Você não tem, na família, uma pessoa autista. E isso é inclusão. Uma pessoa comum, da sociedade, também vereador, mas como cidadão vindo aprender, falar de uma pauta tão importante. A inclusão não deve ser falada só por nós, pais, mães, que levantamos a bandeira diariamente, com muito amor, mas com muita dificuldade, com muito cansaço. O maior esforço [para a inclusão] também vem daquele cidadão que não tem nenhum familiar autista. Daquela mãe que, todos dias, quando arruma o filho pequeno para ir à escola, ensina àquela criança que se tiver um amigo que tiver um comportamento, tiver uma crise, que ela respeite, ajude, dê a mão, não saia de perto. A inclusão deve ser inserida dentro das casas”, reforçou Flávia Francischini. 

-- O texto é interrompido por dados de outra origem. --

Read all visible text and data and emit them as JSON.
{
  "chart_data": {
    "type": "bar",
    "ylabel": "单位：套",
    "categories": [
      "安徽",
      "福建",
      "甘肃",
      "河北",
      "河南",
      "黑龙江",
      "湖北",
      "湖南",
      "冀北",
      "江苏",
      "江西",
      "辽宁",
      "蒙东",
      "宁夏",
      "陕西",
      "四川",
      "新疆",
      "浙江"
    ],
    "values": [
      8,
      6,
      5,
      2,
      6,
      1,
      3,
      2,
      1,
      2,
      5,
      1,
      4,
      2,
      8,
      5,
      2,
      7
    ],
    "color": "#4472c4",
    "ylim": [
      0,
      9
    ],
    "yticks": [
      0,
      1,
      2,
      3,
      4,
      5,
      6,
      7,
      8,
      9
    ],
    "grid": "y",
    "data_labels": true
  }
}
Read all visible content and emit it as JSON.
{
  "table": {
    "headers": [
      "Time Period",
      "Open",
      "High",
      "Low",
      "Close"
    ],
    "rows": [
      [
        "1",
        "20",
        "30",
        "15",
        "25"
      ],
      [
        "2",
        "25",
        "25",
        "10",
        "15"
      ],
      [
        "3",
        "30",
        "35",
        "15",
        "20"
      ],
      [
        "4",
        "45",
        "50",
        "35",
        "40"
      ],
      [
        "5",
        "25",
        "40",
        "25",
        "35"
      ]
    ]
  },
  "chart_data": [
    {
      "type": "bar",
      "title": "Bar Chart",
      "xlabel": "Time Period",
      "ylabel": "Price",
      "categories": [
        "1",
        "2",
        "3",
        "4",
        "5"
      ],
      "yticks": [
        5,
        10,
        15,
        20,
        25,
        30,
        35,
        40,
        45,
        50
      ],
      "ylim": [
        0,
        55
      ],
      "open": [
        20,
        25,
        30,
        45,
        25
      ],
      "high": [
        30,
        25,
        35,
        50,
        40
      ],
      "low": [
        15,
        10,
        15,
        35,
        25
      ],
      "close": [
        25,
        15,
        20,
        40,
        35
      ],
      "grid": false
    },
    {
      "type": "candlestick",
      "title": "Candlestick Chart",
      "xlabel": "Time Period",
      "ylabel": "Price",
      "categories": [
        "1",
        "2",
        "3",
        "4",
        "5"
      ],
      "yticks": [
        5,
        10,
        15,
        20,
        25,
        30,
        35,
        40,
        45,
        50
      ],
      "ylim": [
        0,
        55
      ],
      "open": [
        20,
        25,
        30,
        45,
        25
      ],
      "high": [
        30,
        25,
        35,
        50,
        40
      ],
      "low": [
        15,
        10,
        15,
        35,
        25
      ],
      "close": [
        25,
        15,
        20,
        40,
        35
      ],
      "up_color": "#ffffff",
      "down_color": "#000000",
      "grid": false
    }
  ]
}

Para Fernando Francischini, esposo da vereadora e pai de Bernardo, a pauta do autismo é o dia a dia. Ele, que atuou pela causa quando ocupou o cargo de deputado federal, também manifestou preocupação com o número de divórcios em famílias com crianças autistas e defendeu políticas públicas de inserção das mães no mercado de trabalho. Já Régis Rogério Vicente Sartori, promotor de Justiça de Defesa dos Direitos da Pessoa com Deficiência, informou que o Ministério Público do Paraná (MPPR) tem realizado atendimento especializado descentralizado nas entidades que assistem pessoas com TEA e escolas especiais. 

Também participaram da audiência pública: os vereadores Indiara Barbosa (Novo) e Mauro Bobato (Pode); a presidente do Instituto Eu Tenho Nome, Fernanda Bruni; e a presidente da Remi Inclusão, Malu Silva. Outras entidades também estiveram presentes no debate, como Instituto Anjo Azul, UPA - União dos Pais pelo Autismo, Passos de Cão e Associação de Pais Autistas de Pinhais.